It has been years since I read any Joan Didion, but I remembered her as an acute, honest observer of the human condition, who wrote incisive prose. Now that the `60's rank with the ancient history of the Peloponnesian Wars for over half the American population, I decided to re-read one of her classic works, and was not disappointed; in fact, her essays aged well, and resonated with my own life experiences.
The essay that lends its name to the title of this collection is the longest, "Slouching towards Bethlehem," concerning Haight-Asbury in 1967, and a title taken from a W.B Yeats poem. It is a sad, honest portrait, and Didion highlights the inarticulateness of those who washed in, seeking a new utopia. None of the portraits show much empathy, and some are justifiable frightening, particularly how the young children were being raised. And she foreshadows the dark side of what would become of the "summer of love."
Overall, the collection of essays is divided into thirds, with the first part focusing on various aspects of California. I felt the strongest one is "Some Dreamers of the Golden Dream," which concerns a woman who fled a fundamentalist existence in Manitoba, marries, pursues the "dream," and eventually burns her husband to death. There are other telling vignettes on John Wayne, Howard Hughes and Joan Baez, along with a "Comrade Laski."

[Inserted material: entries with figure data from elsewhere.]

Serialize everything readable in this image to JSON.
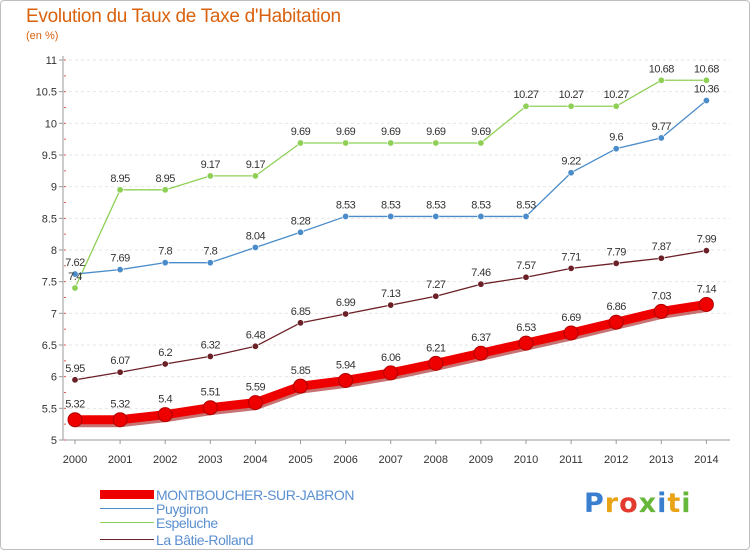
{
  "header": {
    "title": "Evolution du Taux de Taxe d'Habitation",
    "unit": "(en %)"
  },
  "chart_data": {
    "type": "line",
    "x": [
      2000,
      2001,
      2002,
      2003,
      2004,
      2005,
      2006,
      2007,
      2008,
      2009,
      2010,
      2011,
      2012,
      2013,
      2014
    ],
    "ylim": [
      5,
      11
    ],
    "yticks": [
      "5",
      "5.5",
      "6",
      "6.5",
      "7",
      "7.5",
      "8",
      "8.5",
      "9",
      "9.5",
      "10",
      "10.5",
      "11"
    ],
    "legend_position": "bottom",
    "series": [
      {
        "name": "La Bâtie-Rolland",
        "color": "#6b1f26",
        "values": [
          5.95,
          6.07,
          6.2,
          6.32,
          6.48,
          6.85,
          6.99,
          7.13,
          7.27,
          7.46,
          7.57,
          7.71,
          7.79,
          7.87,
          7.99
        ],
        "labels": [
          "5.95",
          "6.07",
          "6.2",
          "6.32",
          "6.48",
          "6.85",
          "6.99",
          "7.13",
          "7.27",
          "7.46",
          "7.57",
          "7.71",
          "7.79",
          "7.87",
          "7.99"
        ]
      },
      {
        "name": "Espeluche",
        "color": "#8ed056",
        "values": [
          7.4,
          8.95,
          8.95,
          9.17,
          9.17,
          9.69,
          9.69,
          9.69,
          9.69,
          9.69,
          10.27,
          10.27,
          10.27,
          10.68,
          10.68
        ],
        "labels": [
          "7.4",
          "8.95",
          "8.95",
          "9.17",
          "9.17",
          "9.69",
          "9.69",
          "9.69",
          "9.69",
          "9.69",
          "10.27",
          "10.27",
          "10.27",
          "10.68",
          "10.68"
        ]
      },
      {
        "name": "Puygiron",
        "color": "#4a8cc9",
        "values": [
          7.62,
          7.69,
          7.8,
          7.8,
          8.04,
          8.28,
          8.53,
          8.53,
          8.53,
          8.53,
          8.53,
          9.22,
          9.6,
          9.77,
          10.36
        ],
        "labels": [
          "7.62",
          "7.69",
          "7.8",
          "7.8",
          "8.04",
          "8.28",
          "8.53",
          "8.53",
          "8.53",
          "8.53",
          "8.53",
          "9.22",
          "9.6",
          "9.77",
          "10.36"
        ]
      },
      {
        "name": "MONTBOUCHER-SUR-JABRON",
        "color": "#ee0000",
        "values": [
          5.32,
          5.32,
          5.4,
          5.51,
          5.59,
          5.85,
          5.94,
          6.06,
          6.21,
          6.37,
          6.53,
          6.69,
          6.86,
          7.03,
          7.14
        ],
        "labels": [
          "5.32",
          "5.32",
          "5.4",
          "5.51",
          "5.59",
          "5.85",
          "5.94",
          "6.06",
          "6.21",
          "6.37",
          "6.53",
          "6.69",
          "6.86",
          "7.03",
          "7.14"
        ]
      }
    ]
  },
  "legend": [
    {
      "label": "MONTBOUCHER-SUR-JABRON",
      "color": "#ee0000"
    },
    {
      "label": "Puygiron",
      "color": "#4a8cc9"
    },
    {
      "label": "Espeluche",
      "color": "#8ed056"
    },
    {
      "label": "La Bâtie-Rolland",
      "color": "#6b1f26"
    }
  ],
  "logo": {
    "text": "Proxiti",
    "letters": [
      "P",
      "r",
      "o",
      "x",
      "i",
      "t",
      "i"
    ],
    "colors": [
      "#3a7fcf",
      "#e8a317",
      "#e23a2e",
      "#67b83a",
      "#3a7fcf",
      "#e8a317",
      "#67b83a"
    ]
  }
}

The second section of essays are personal reflections, such as the thoughts on maintaining a notebook, and the third section is entitled "Seven Places of the Mind," in reality her reflections on visits to her "real" home in Sacramento, and others on Hawaii, Alcatraz, Newport, R.I., Guaymas, Mexico, her new home of Los Angeles, and NYC. Literary references abound, from the title given to the Sacramento piece, "Notes from a Native Daughter," and she thought it suitable to borrow Robert Graves' reflections on WW I to mark thoughts of her youth in NYC,
Good-bye to all that: An autobiography And proving that it all ties together somehow, I just purchased a book entitled "String Too Short to Keep," and in Didion's essay "On Keeping a Notebook," she says about a particular entry:"...about bits of the mind's string too short to use..."

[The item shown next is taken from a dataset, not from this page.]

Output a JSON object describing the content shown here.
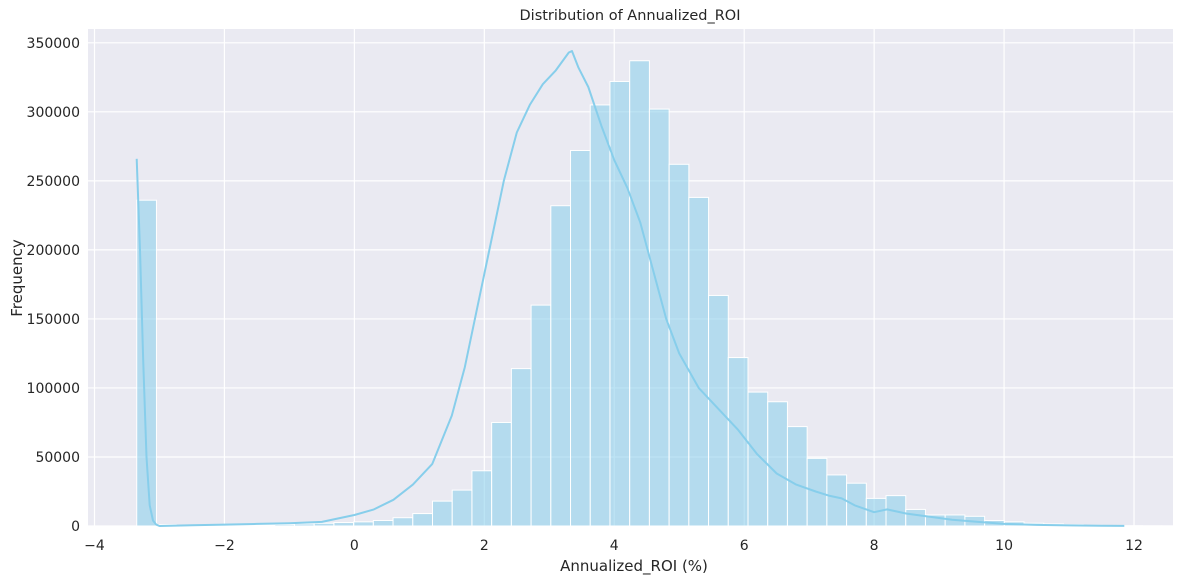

The essays are replete with her observations on life, beautifully expressed: "As it happens I am still committed to the idea that the ability to think for oneself depends upon one's mastery of the language..." Concerning the "palaces" built by the obscenely rich of another gilded era, she says" "that the production ethic led step by step to unhappiness, to restrictiveness, to entrapment in the mechanics of living." In another essay, the one on the "hippies," she is assured that, at 32, there are "old" hippies too. And of her youth in NYC, after a long lunch with Bloody Marys and gazpacho,: "I was not then guilt-ridden about spending afternoons that way, because I still had all the afternoons in the world."
A wonderful, 5-star read, for one of those delightful, remaining afternoons. Thanks for the re-issue to FSG Classics.